The first layer, qi enters and stays. Dantian forms a thin misty gas (like faint fog). Basic qi sense awakens. Strength two to three times that of mortals.
The second layer, Misty gas thickens. Small wisps swirl. Endurance improves; qi can coat fists for sharper strikes.
The third layer starts condensing into tiny liquid droplets (like dew). First real liquid qi appears..
By the fourth, the droplets merge into a small liquid pool. Qi pressure faintly noticeable.. Endurance increased. Recovery become faster.
That was why most children could now train for hours without collapsing.
And Lu Haotian was still at the start.
His maid swung her legs. "Young master," she said carefully, "why are you still… you know… on the first one?"
He didn't answer right away.
On the far side of the grounds, a loud crack rang out. Someone had shattered a wooden training pole.
She leaned closer. "Is it because your roots are… many?"
"Yes."
She nodded like she understood completely. Then asked, "So if you have five roots, does that mean you need five times more time?"
"Something like that."
Her eyes widened in horror. "That's unfair."
Lu Haotian almost laughed.
At the central training field, Lu Chenfeng stood confidently, aura faintly detectable as a soft mist when exerting power through the air. His strikes were fast, sharp, full of force.
Qi Condensation, Sixth.
His body was becoming dense and durable, able to support qi later on. Even among the clan, this was rare.

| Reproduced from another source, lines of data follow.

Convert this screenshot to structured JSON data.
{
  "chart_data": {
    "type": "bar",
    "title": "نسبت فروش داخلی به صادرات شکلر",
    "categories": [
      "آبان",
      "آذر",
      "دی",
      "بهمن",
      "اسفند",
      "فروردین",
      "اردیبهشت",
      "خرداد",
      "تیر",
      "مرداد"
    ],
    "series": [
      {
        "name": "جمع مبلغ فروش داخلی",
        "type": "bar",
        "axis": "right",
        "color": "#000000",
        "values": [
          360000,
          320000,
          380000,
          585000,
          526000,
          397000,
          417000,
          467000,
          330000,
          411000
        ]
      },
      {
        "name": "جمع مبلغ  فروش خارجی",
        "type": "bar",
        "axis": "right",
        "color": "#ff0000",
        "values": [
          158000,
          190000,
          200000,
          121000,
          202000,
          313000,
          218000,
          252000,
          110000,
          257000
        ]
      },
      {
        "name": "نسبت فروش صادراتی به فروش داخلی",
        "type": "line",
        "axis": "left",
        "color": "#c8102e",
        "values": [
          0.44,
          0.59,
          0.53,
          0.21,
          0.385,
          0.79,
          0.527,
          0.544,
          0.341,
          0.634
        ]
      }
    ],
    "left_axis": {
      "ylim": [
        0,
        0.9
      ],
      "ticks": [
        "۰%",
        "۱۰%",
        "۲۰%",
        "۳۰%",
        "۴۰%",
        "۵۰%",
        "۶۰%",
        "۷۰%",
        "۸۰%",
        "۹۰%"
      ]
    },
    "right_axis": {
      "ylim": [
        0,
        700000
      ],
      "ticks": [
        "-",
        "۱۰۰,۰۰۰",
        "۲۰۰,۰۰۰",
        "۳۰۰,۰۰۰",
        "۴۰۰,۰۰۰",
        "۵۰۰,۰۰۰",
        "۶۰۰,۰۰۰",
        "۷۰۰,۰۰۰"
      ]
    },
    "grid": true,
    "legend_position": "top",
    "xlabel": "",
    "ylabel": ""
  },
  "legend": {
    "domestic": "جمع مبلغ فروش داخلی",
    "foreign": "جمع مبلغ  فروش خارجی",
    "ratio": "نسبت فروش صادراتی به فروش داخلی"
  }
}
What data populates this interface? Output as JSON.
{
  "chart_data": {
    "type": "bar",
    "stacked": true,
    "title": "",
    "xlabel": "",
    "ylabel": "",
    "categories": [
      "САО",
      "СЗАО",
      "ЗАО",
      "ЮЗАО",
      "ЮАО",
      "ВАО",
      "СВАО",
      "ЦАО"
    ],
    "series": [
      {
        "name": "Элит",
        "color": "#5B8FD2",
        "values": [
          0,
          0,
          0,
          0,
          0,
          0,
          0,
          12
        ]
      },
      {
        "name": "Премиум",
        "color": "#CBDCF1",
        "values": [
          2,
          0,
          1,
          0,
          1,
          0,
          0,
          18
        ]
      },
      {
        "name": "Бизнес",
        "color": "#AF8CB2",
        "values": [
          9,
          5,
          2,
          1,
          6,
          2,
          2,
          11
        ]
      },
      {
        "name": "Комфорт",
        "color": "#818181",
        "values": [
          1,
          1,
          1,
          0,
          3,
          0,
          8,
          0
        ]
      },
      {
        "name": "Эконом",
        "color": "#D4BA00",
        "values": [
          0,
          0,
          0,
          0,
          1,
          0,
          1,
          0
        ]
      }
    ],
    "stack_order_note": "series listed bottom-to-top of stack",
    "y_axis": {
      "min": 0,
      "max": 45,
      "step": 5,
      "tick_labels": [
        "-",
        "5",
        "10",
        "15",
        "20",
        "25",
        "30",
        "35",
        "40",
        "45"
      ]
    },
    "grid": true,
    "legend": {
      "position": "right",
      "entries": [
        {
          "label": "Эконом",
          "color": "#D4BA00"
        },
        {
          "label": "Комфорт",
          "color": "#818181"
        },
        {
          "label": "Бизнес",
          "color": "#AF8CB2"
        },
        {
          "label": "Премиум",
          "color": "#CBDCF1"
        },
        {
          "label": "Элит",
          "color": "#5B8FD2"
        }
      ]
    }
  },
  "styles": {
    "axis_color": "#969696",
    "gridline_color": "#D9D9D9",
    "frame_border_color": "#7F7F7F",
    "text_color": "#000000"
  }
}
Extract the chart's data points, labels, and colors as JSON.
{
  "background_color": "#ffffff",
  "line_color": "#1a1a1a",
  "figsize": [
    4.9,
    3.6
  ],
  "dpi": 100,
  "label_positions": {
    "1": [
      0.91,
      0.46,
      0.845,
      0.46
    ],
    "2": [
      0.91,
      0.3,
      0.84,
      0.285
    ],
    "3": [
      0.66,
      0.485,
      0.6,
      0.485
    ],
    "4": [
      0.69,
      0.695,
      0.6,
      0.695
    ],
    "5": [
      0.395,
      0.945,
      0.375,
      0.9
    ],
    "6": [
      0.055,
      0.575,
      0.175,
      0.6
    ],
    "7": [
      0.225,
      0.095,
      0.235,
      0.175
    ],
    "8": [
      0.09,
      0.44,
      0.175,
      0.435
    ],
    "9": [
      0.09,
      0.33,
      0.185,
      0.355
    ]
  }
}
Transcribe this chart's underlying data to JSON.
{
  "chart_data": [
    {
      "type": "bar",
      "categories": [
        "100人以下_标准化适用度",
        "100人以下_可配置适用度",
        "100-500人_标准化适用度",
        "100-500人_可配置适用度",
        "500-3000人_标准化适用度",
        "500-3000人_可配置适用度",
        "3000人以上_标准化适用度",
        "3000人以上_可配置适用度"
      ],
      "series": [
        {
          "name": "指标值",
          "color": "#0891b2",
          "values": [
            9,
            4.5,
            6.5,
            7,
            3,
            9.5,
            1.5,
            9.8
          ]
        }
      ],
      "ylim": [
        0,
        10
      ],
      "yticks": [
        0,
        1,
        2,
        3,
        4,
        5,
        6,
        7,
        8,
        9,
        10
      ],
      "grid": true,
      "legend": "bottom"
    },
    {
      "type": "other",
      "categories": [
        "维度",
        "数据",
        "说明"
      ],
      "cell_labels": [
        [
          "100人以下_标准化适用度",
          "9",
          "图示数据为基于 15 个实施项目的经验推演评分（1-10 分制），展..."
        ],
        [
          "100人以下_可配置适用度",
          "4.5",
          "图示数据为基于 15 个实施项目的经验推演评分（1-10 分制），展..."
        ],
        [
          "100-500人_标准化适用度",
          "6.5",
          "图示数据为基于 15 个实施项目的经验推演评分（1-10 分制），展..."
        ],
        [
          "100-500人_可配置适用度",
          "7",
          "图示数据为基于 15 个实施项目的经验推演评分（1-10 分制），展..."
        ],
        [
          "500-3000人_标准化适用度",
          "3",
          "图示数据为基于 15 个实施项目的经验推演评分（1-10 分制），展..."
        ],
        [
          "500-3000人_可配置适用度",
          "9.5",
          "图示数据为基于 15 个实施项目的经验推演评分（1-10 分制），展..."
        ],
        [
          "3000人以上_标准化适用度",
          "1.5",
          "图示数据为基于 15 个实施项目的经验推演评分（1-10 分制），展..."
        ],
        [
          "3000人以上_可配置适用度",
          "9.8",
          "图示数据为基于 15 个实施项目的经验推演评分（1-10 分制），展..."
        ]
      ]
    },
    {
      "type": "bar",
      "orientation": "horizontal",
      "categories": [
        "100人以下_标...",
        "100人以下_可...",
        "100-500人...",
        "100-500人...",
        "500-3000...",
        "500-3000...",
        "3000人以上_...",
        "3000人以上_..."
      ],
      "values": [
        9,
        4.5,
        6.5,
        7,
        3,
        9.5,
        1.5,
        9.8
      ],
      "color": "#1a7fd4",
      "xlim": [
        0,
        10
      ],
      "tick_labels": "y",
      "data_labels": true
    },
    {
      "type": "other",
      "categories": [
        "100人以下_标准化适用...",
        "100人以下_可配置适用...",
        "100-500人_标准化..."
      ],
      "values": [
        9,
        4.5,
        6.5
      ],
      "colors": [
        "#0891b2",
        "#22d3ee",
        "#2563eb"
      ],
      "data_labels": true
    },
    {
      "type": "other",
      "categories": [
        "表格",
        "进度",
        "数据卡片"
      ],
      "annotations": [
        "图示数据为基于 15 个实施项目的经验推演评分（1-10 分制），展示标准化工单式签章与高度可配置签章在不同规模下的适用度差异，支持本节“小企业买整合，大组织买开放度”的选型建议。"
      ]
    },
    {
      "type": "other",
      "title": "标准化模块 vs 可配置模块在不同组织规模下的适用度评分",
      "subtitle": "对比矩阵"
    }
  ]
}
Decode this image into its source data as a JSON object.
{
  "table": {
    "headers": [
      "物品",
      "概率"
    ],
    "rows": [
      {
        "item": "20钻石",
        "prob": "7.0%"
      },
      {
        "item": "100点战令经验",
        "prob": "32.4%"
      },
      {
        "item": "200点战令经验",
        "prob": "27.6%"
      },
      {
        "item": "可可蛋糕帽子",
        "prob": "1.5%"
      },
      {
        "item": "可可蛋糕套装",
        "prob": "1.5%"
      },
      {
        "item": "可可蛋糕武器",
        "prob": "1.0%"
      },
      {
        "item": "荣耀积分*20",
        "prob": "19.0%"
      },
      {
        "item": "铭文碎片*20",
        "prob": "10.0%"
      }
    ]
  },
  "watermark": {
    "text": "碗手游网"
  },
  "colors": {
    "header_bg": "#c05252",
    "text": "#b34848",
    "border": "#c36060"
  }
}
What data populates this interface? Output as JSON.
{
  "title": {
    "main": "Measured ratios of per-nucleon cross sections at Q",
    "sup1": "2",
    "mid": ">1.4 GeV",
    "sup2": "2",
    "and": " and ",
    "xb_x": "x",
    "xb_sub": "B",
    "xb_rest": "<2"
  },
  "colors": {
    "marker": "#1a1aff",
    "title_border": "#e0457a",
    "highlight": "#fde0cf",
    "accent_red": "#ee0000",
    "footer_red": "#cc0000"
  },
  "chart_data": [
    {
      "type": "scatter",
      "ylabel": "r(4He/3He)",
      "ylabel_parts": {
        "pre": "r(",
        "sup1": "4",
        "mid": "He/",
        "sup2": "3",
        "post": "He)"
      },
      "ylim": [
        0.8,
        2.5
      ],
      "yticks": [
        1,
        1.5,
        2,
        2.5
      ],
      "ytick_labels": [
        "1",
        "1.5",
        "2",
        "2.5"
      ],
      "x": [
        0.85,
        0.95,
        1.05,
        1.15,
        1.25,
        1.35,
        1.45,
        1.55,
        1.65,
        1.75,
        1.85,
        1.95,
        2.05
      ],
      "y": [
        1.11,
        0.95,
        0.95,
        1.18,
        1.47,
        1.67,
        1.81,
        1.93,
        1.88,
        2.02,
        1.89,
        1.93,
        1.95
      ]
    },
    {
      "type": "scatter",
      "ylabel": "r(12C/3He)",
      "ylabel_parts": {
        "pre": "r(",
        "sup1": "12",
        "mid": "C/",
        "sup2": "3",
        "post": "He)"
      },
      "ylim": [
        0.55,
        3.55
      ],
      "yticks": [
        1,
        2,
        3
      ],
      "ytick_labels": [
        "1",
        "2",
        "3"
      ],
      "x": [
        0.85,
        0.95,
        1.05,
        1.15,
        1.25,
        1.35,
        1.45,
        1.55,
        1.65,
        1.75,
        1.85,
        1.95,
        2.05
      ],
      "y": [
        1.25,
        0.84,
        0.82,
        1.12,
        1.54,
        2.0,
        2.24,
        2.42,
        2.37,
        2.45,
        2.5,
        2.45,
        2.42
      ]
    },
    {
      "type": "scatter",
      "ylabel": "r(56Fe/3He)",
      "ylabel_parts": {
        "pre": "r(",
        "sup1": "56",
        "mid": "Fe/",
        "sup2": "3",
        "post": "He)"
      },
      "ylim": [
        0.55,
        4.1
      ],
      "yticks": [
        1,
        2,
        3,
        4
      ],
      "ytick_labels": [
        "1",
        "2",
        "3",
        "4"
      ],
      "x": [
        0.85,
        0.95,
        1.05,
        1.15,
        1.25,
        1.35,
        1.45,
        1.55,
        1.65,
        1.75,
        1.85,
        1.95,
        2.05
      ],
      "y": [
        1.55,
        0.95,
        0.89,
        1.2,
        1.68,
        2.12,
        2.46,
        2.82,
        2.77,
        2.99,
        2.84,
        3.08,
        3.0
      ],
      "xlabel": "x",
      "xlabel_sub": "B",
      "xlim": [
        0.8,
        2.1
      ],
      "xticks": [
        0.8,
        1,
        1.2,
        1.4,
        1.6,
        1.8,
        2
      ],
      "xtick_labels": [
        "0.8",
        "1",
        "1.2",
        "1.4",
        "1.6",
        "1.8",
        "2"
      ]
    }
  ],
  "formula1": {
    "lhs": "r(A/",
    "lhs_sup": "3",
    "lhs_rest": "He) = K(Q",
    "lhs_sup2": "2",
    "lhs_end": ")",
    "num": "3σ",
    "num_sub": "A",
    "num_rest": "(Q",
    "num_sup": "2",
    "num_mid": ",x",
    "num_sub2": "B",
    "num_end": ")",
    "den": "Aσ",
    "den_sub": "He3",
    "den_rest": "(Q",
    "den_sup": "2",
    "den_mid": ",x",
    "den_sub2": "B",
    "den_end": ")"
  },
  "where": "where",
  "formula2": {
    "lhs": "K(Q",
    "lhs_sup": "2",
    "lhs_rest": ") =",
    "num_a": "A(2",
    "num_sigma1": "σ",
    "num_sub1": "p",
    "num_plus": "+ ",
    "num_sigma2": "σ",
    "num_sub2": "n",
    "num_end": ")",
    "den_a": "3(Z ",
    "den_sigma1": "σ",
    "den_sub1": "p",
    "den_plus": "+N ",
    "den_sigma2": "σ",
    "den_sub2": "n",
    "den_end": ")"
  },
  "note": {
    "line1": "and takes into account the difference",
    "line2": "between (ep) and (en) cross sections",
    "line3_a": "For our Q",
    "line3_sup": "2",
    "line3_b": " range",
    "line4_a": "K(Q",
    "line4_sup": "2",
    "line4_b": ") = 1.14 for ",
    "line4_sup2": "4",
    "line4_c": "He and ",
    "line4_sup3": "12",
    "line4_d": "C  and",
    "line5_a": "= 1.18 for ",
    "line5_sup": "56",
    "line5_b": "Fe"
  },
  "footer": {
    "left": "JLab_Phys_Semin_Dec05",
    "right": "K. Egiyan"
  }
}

His sister stood nearby, movements lighter, her steps guided by invisible currents. Also at the sixth layer.
The gap between them and everyone else was obvious.
The gap between them and Lu Haotian was painful.
Later that day, during group training, the elders called out levels one by one. Children straightened proudly as they were announced.
"Third layer."
"Fourth layer."
"Fourth layer."
When it reached Lu Haotian, there was a pause.
"First layer," the elder said calmly.
A few snickers followed.
Lu Chenfeng didn't laugh. He smiled instead. Slow. Certain.
Lu Haotian lowered his head politely and stepped back into line.
At night, the courtyard was quiet again.
Stars filled the sky like scattered dust.
Lu Haotian lay flat on the stone floor, arms spread, eyes open. He let the starlight wash over him, imagining it sinking into his skin, touching every corner of his body.
The Veiled Mist Qi Gathering Technique was slow.
Painfully slow due to his mixed spirit roots.
But it did not reject him.
And that alone made it worth enduring.
His maid tiptoed out with a blanket and gently covered him.
"Young master," she whispered, "when you get strong… will you fly?"
He thought for a moment. "Probably not for a long time."
She smiled anyway. "That's okay. I'll wait."
Lu Haotian closed his eyes.
Tomorrow, he would try again.
After he practiced this Scripture he surmised that Veiled Mist Qi Gathering Technique he took from the library. Despite its humble, degraded state and slow, unremarkable pace, this very incompleteness suited Lu Haotian perfectly, matching his five-element mortal-grade spirit roots (earth, fire, metal, water, and wind); the scripture's basic, neutral flow drew in ambient qi without favoring any single element, allowing his naturally balanced yet unremarkable roots to absorb and refine energy evenly across all five affinities without the bottlenecks or imbalances that would plague a more specialized or advanced method.